What it does not do: make large-model zkML cheap _today_. Ten minutes for GPT-2 is a milestone, not a product, and GPT-2 is two to three orders of magnitude smaller than a frontier model. Folding lowers the per-step cost; it does not abolish it, and a frontier model has an astronomical number of steps. The non-arithmetic operations — softmax, layer norm, modern activations — still get approximated, and each approximation is its own cost and its own correctness burden, folding or not. Folding moves the line. It does not move it to where a frontier transformer is provable on demand.

Which means the practical advice has not changed. Our [opML-or-zkML decision tree](/blog/opml-or-zkml/) is still the one to follow: if your model is small and fixed, zkML ships now; if it is a large transformer doing real reasoning, you cannot prove it in 2026, and the answer is a TEE, or opML when your trust model tolerates a challenge window. Folding is the reason that answer has an expiry date — but the expiry date is years out, plural, and an honest practitioner does not pick one.

## Where it is heading

The direction, though, is not in doubt. Folding sits inside two compounding trends: the lineage itself keeps maturing — each generation handles more of what real ML computation actually does — and folding is increasingly the recursion layer inside general-purpose zkVMs, which is the other route to proving an ML program. Stack folding's flat per-step cost on top of the hardware acceleration that [the DeepProve analysis](/blog/deepprove-first-proven-llm/) traced, and the ceiling on "how large a model can be proven at tolerable cost" rises every year.

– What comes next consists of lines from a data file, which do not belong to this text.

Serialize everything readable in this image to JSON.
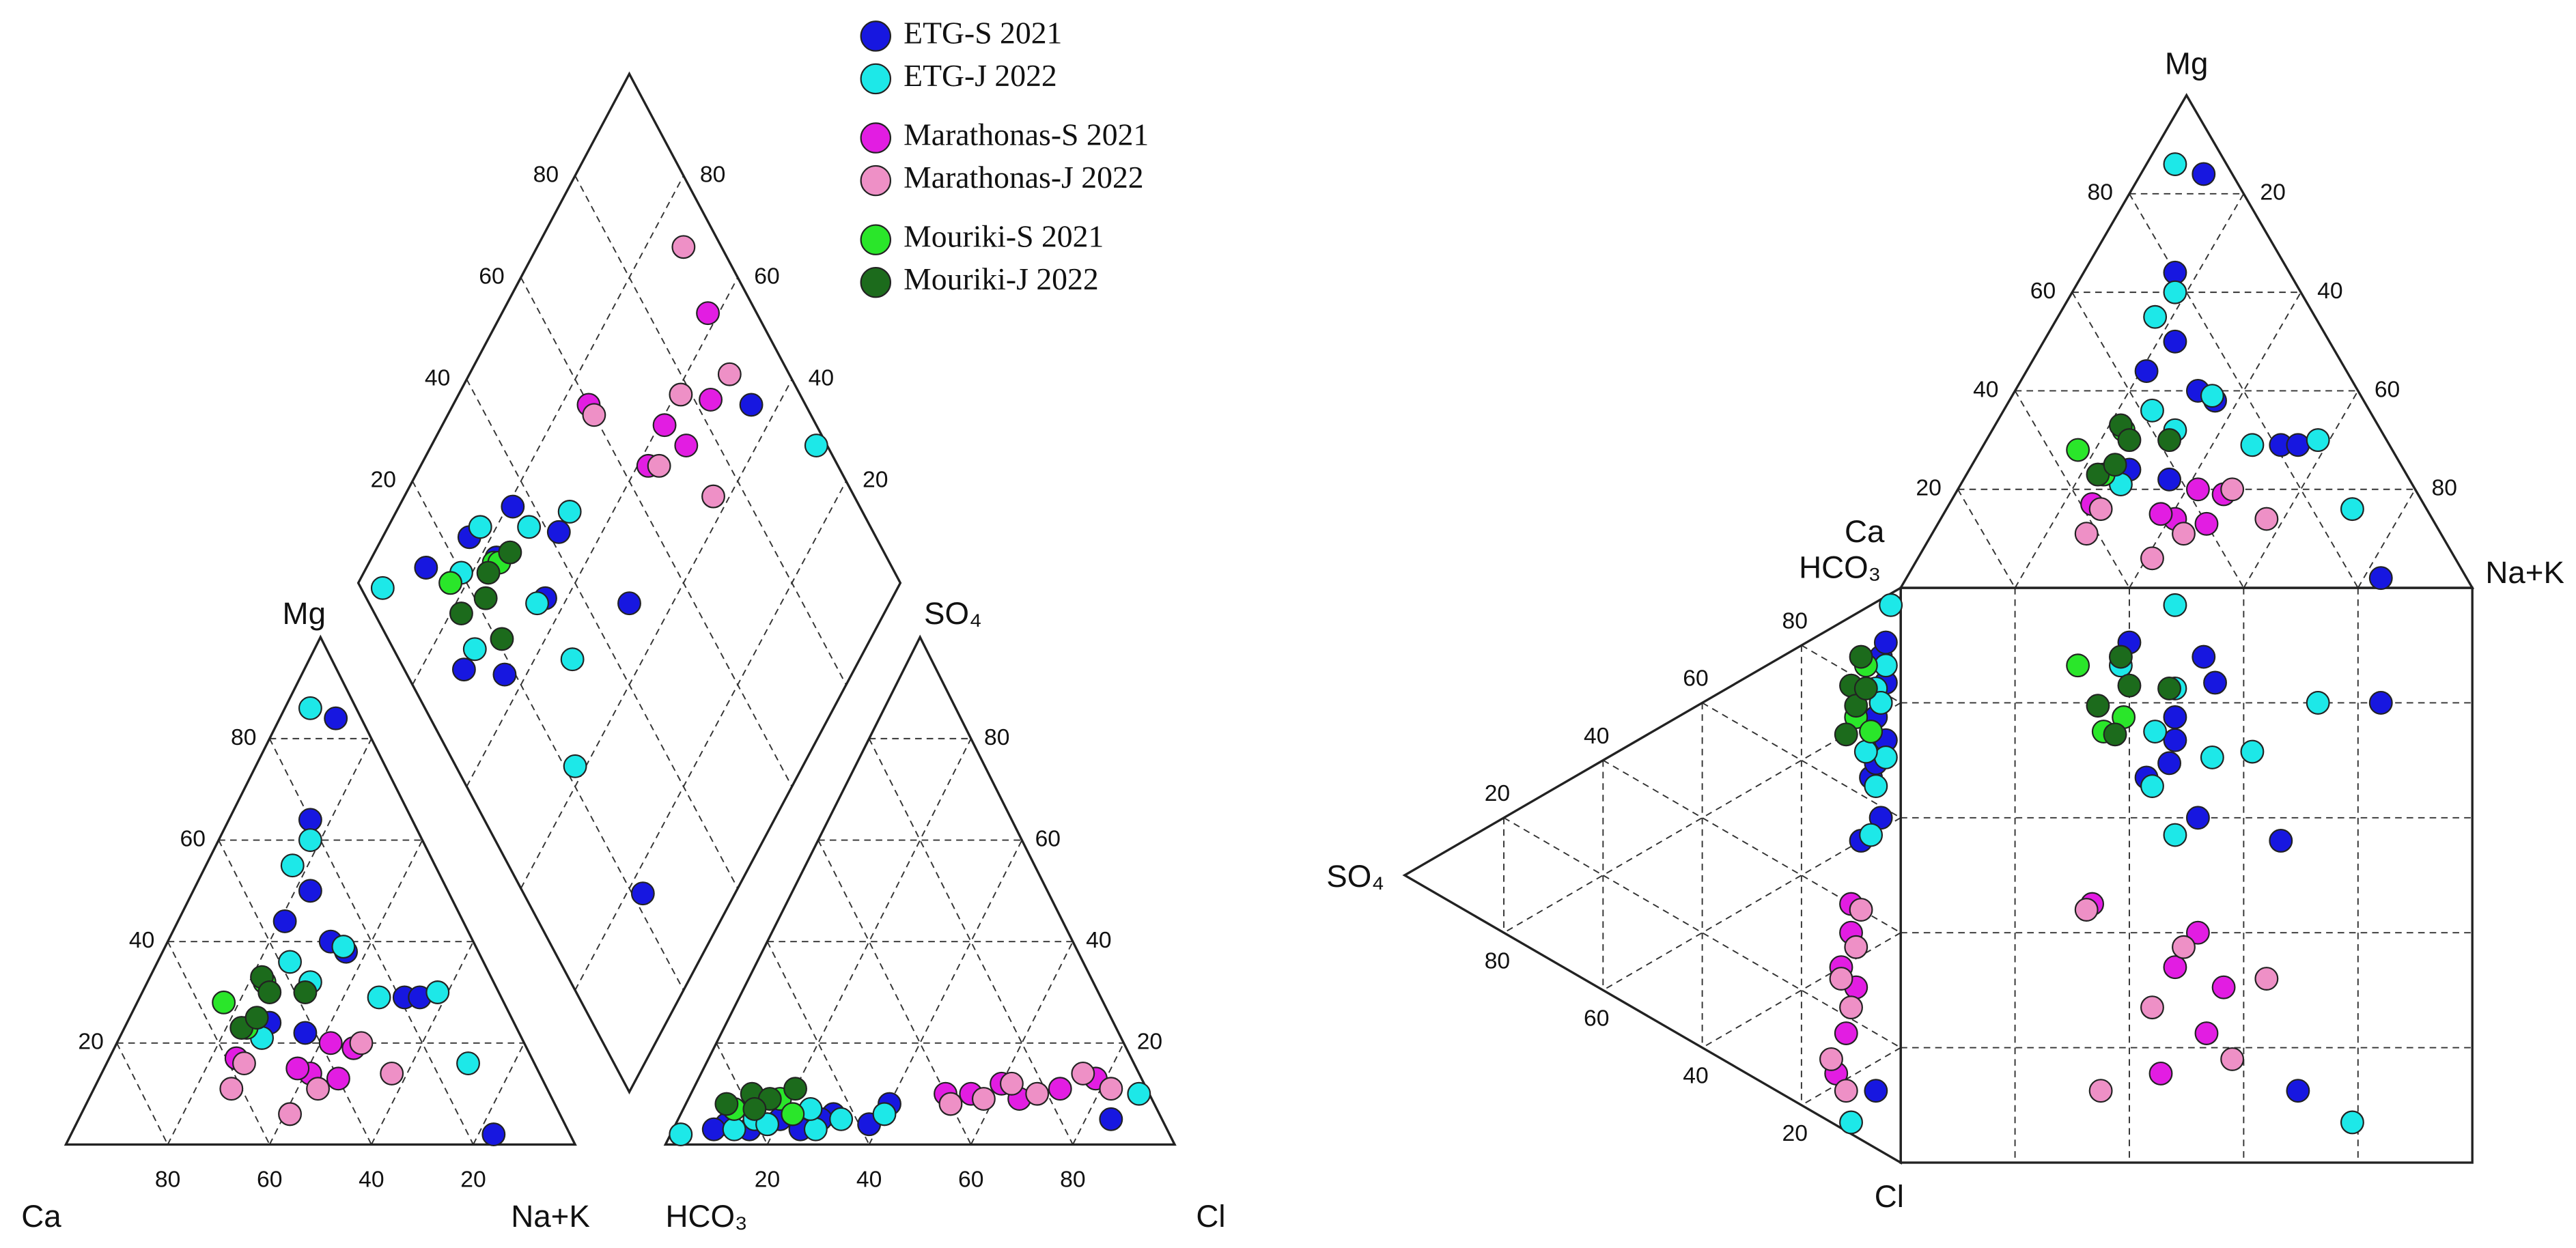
{
  "chart_data": [
    {
      "type": "piper",
      "labels": {
        "ca": "Ca",
        "mg": "Mg",
        "nak": "Na+K",
        "hco3": "HCO₃",
        "so4": "SO₄",
        "cl": "Cl"
      },
      "ticks": [
        20,
        40,
        60,
        80
      ],
      "grid": true,
      "series": [
        {
          "name": "ETG-S 2021",
          "color": "#1717e0",
          "values": [
            [
              84,
              11,
              4,
              10
            ],
            [
              64,
              16,
              5,
              20
            ],
            [
              50,
              23,
              3,
              25
            ],
            [
              44,
              21,
              6,
              30
            ],
            [
              40,
              32,
              4,
              38
            ],
            [
              38,
              36,
              3,
              15
            ],
            [
              29,
              52,
              8,
              40
            ],
            [
              29,
              55,
              5,
              85
            ],
            [
              24,
              28,
              3,
              8
            ],
            [
              2,
              83,
              4,
              18
            ],
            [
              22,
              36,
              5,
              28
            ]
          ]
        },
        {
          "name": "ETG-J 2022",
          "color": "#1de8e8",
          "values": [
            [
              86,
              5,
              2,
              2
            ],
            [
              60,
              18,
              5,
              15
            ],
            [
              55,
              17,
              6,
              22
            ],
            [
              39,
              35,
              3,
              28
            ],
            [
              36,
              26,
              5,
              32
            ],
            [
              29,
              47,
              7,
              25
            ],
            [
              30,
              58,
              4,
              18
            ],
            [
              16,
              71,
              10,
              88
            ],
            [
              21,
              28,
              3,
              12
            ],
            [
              32,
              32,
              6,
              40
            ]
          ]
        },
        {
          "name": "Marathonas-S 2021",
          "color": "#e21de2",
          "values": [
            [
              20,
              42,
              10,
              55
            ],
            [
              14,
              41,
              12,
              60
            ],
            [
              19,
              47,
              9,
              65
            ],
            [
              13,
              47,
              11,
              72
            ],
            [
              15,
              38,
              13,
              78
            ],
            [
              17,
              25,
              10,
              50
            ]
          ]
        },
        {
          "name": "Marathonas-J 2022",
          "color": "#ee90c6",
          "values": [
            [
              11,
              27,
              8,
              52
            ],
            [
              14,
              57,
              12,
              62
            ],
            [
              6,
              41,
              10,
              68
            ],
            [
              20,
              48,
              14,
              75
            ],
            [
              11,
              44,
              9,
              58
            ],
            [
              16,
              27,
              11,
              82
            ]
          ]
        },
        {
          "name": "Mouriki-S 2021",
          "color": "#2ae62a",
          "values": [
            [
              28,
              17,
              7,
              10
            ],
            [
              32,
              23,
              9,
              18
            ],
            [
              23,
              24,
              6,
              22
            ]
          ]
        },
        {
          "name": "Mouriki-J 2022",
          "color": "#1c6b1c",
          "values": [
            [
              33,
              22,
              8,
              8
            ],
            [
              30,
              25,
              10,
              12
            ],
            [
              23,
              23,
              9,
              16
            ],
            [
              30,
              32,
              7,
              14
            ],
            [
              25,
              25,
              11,
              20
            ]
          ]
        }
      ]
    },
    {
      "type": "durov",
      "labels": {
        "ca": "Ca",
        "mg": "Mg",
        "nak": "Na+K",
        "hco3": "HCO₃",
        "so4": "SO₄",
        "cl": "Cl"
      },
      "ticks": [
        20,
        40,
        60,
        80
      ],
      "grid": true
    }
  ]
}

It rises predictably and it rises slowly — this is grind, not breakthrough. But the monotonic part is the part to internalize: a model that is out of reach this year will be in reach some year, and folding is a large share of why. The right posture is the one the zkML posts keep landing on — build for what ships today, and treat folding-plus-hardware as a migration trigger you monitor, not a slot you leave empty hoping.

## Reading list

- The [Nova paper](https://eprint.iacr.org/2021/370) (Kothapalli, Setty, Tzialla) — the origin of folding schemes and IVC; the introduction is readable even if you skip the proofs.
- The [microsoft/Nova](https://github.com/microsoft/Nova) implementation — the reference codebase, and the fastest way to see folding as something concrete rather than abstract.
- Our [five-zkML-libraries benchmark](/blog/which-zkml-ships/) — where zkML actually stands today, and the small-model ceiling folding is built to lift.
- The [first-proven-LLM analysis](/blog/deepprove-first-proven-llm/) — DeepProve, GPT-2, and why "impossible to expensive" is the move that folding and hardware then erode.

A monolithic proof asks you to re-derive the whole meal at the end. Folding keeps a running checksum and proves each step as you cook. zkML's computation is a loop — so the second approach is the one that scales, eventually.